I´m on a Spanish computer. With a Spanish keyboard. Which is just a TAD different from what I´m used to.

Apr 3, 2007

Where Exactly Is Sleep?

In the past year, I have: driven across the country with the bulk of my worldly possessions in the back of my truck; started calling myself 'doctor,' sutured the chin of a four year old child screaming "No! No! No!" repeatedly (get a friend and try it), been on several semi-blind dates, gone regularly to movies by myself, put in IVs and endotracheal tubes, and sang "Edelweiss" in front of a large group of elementary school students. Okay, that last one was in the second grade, but still...
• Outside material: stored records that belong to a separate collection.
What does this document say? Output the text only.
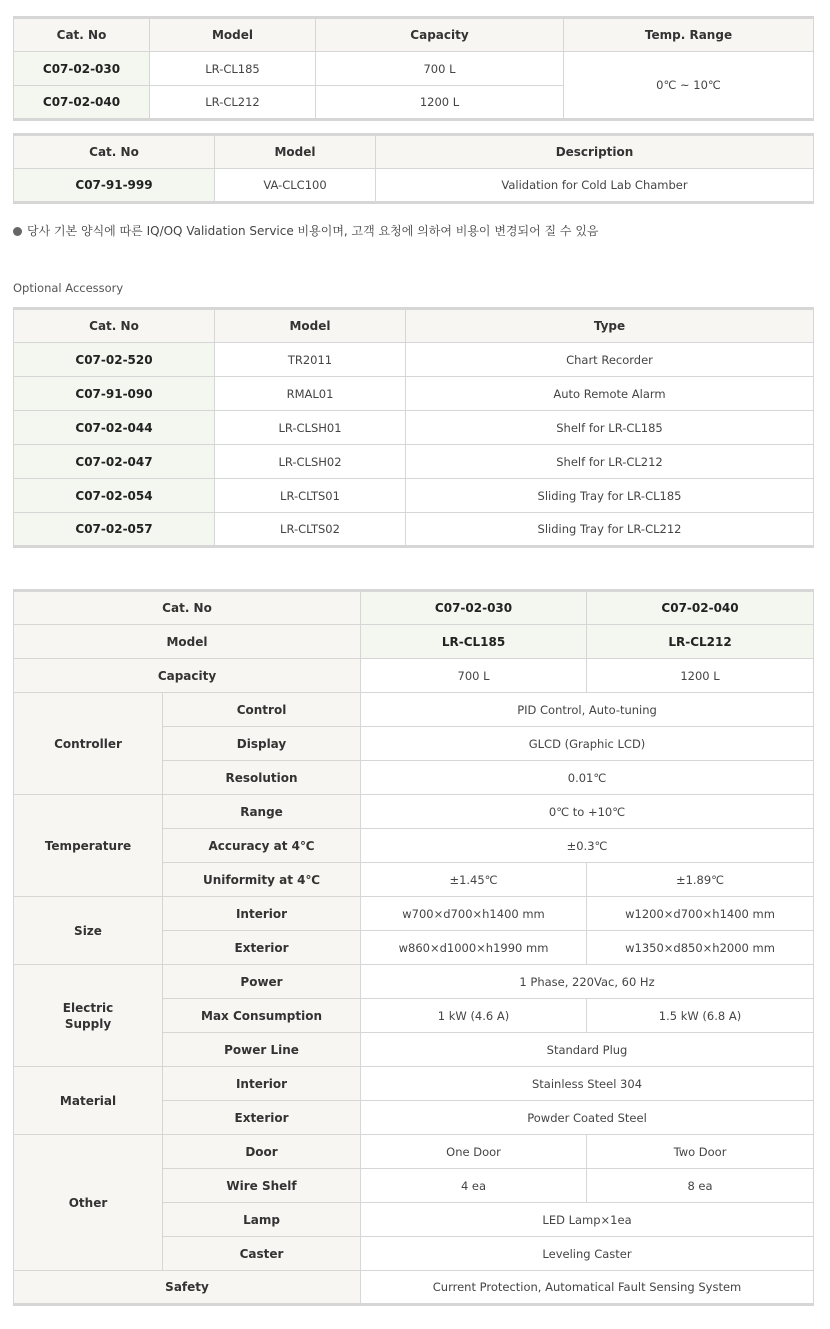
Cat. No	Model	Capacity	Temp. Range
C07-02-030	LR-CL185	700 L	0℃ ~ 10℃
C07-02-040	LR-CL212	1200 L	
Cat. No	Model	Description
C07-91-999	VA-CLC100	Validation for Cold Lab Chamber
당사 기본 양식에 따른 IQ/OQ Validation Service 비용이며, 고객 요청에 의하여 비용이 변경되어 질 수 있음
Optional Accessory
Cat. No	Model	Type
C07-02-520	TR2011	Chart Recorder
C07-91-090	RMAL01	Auto Remote Alarm
C07-02-044	LR-CLSH01	Shelf for LR-CL185
C07-02-047	LR-CLSH02	Shelf for LR-CL212
C07-02-054	LR-CLTS01	Sliding Tray for LR-CL185
C07-02-057	LR-CLTS02	Sliding Tray for LR-CL212
Cat. No		C07-02-030	C07-02-040
Model		LR-CL185	LR-CL212
Capacity		700 L	1200 L
Controller	Control	PID Control, Auto-tuning	
	Display	GLCD (Graphic LCD)	
	Resolution	0.01℃	
Temperature	Range	0℃ to +10℃	
	Accuracy at 4℃	±0.3℃	
	Uniformity at 4℃	±1.45℃	±1.89℃
Size	Interior	w700×d700×h1400 mm	w1200×d700×h1400 mm
	Exterior	w860×d1000×h1990 mm	w1350×d850×h2000 mm
Electric Supply	Power	1 Phase, 220Vac, 60 Hz	
	Max Consumption	1 kW (4.6 A)	1.5 kW (6.8 A)
	Power Line	Standard Plug	
Material	Interior	Stainless Steel 304	
	Exterior	Powder Coated Steel	
Other	Door	One Door	Two Door
	Wire Shelf	4 ea	8 ea
	Lamp	LED Lamp×1ea	
	Caster	Leveling Caster	
Safety		Current Protection, Automatical Fault Sensing System	
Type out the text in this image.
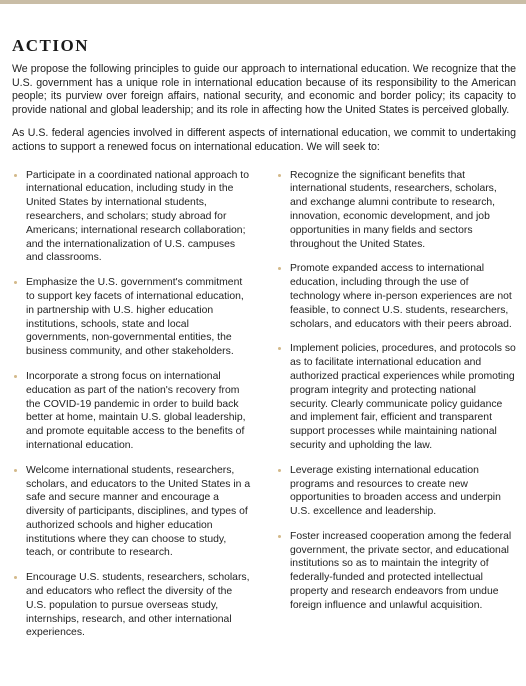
ACTION

We propose the following principles to guide our approach to international education. We recognize that the U.S. government has a unique role in international education because of its responsibility to the American people; its purview over foreign affairs, national security, and economic and border policy; its capacity to provide national and global leadership; and its role in affecting how the United States is perceived globally.

As U.S. federal agencies involved in different aspects of international education, we commit to undertaking actions to support a renewed focus on international education. We will seek to:

Participate in a coordinated national approach to international education, including study in the United States by international students, researchers, and scholars; study abroad for Americans; international research collaboration; and the internationalization of U.S. campuses and classrooms.
Emphasize the U.S. government's commitment to support key facets of international education, in partnership with U.S. higher education institutions, schools, state and local governments, non-governmental entities, the business community, and other stakeholders.
Incorporate a strong focus on international education as part of the nation's recovery from the COVID-19 pandemic in order to build back better at home, maintain U.S. global leadership, and promote equitable access to the benefits of international education.
Welcome international students, researchers, scholars, and educators to the United States in a safe and secure manner and encourage a diversity of participants, disciplines, and types of authorized schools and higher education institutions where they can choose to study, teach, or contribute to research.
Encourage U.S. students, researchers, scholars, and educators who reflect the diversity of the U.S. population to pursue overseas study, internships, research, and other international experiences.
Recognize the significant benefits that international students, researchers, scholars, and exchange alumni contribute to research, innovation, economic development, and job opportunities in many fields and sectors throughout the United States.
Promote expanded access to international education, including through the use of technology where in-person experiences are not feasible, to connect U.S. students, researchers, scholars, and educators with their peers abroad.
Implement policies, procedures, and protocols so as to facilitate international education and authorized practical experiences while promoting program integrity and protecting national security. Clearly communicate policy guidance and implement fair, efficient and transparent support processes while maintaining national security and upholding the law.
Leverage existing international education programs and resources to create new opportunities to broaden access and underpin U.S. excellence and leadership.
Foster increased cooperation among the federal government, the private sector, and educational institutions so as to maintain the integrity of federally-funded and protected intellectual property and research endeavors from undue foreign influence and unlawful acquisition.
No, I'm not creating some weird, free-form resume, I just want to point out that I've done all that and none of it made me quite as nervous as the fact that I'm leaving for Spain in about... four hours. Well, leaving for the airport, anyway. Where I'll sit for several hours because the shuttle is coming at the butt-crack of dawn to get me for some ungodly reason.

I'm totally an adult now. I get that (much as I might rail against the fact). As an adult, I should be able to travel confidently, competently. Right? I don't know! Something about the trans-Atlantic flight and the new city and the new country and the language barrier... terrifying. Granted, my 'Spanglish' is passable, but only in a medical setting. I can get through a well child check perfectly well as long as the parents speak a bit of English. But I am saying things like "open your mouth" (abre la boca) or "does he have a fever? cough? having fevers?" (tiene fiebre? tos? hay vomitando?). Not necessarily conversational Spanish to get me through things like figuring out where the heck I am or where I can find a place to sleep for the night.

Speaking of sleep. I need to go to it. To sleep.

Why am I up? I am mentally and physically incapable of leaving my apartment without cleaning it thoroughly. I should have done it during the day, but I was doing important things like having my brakes checked, and having my oil changed, and getting a pedicure. Leaving the cleaning for tonight. The compulsion to clean drives me to mop my kitchen at ten o'clock at night, knowing that I have to get up for the shuttle in less than 5 hours. My apartment is never so clean as when I am not in it!

Anyhow. I'll try to write from Spain, but no promises.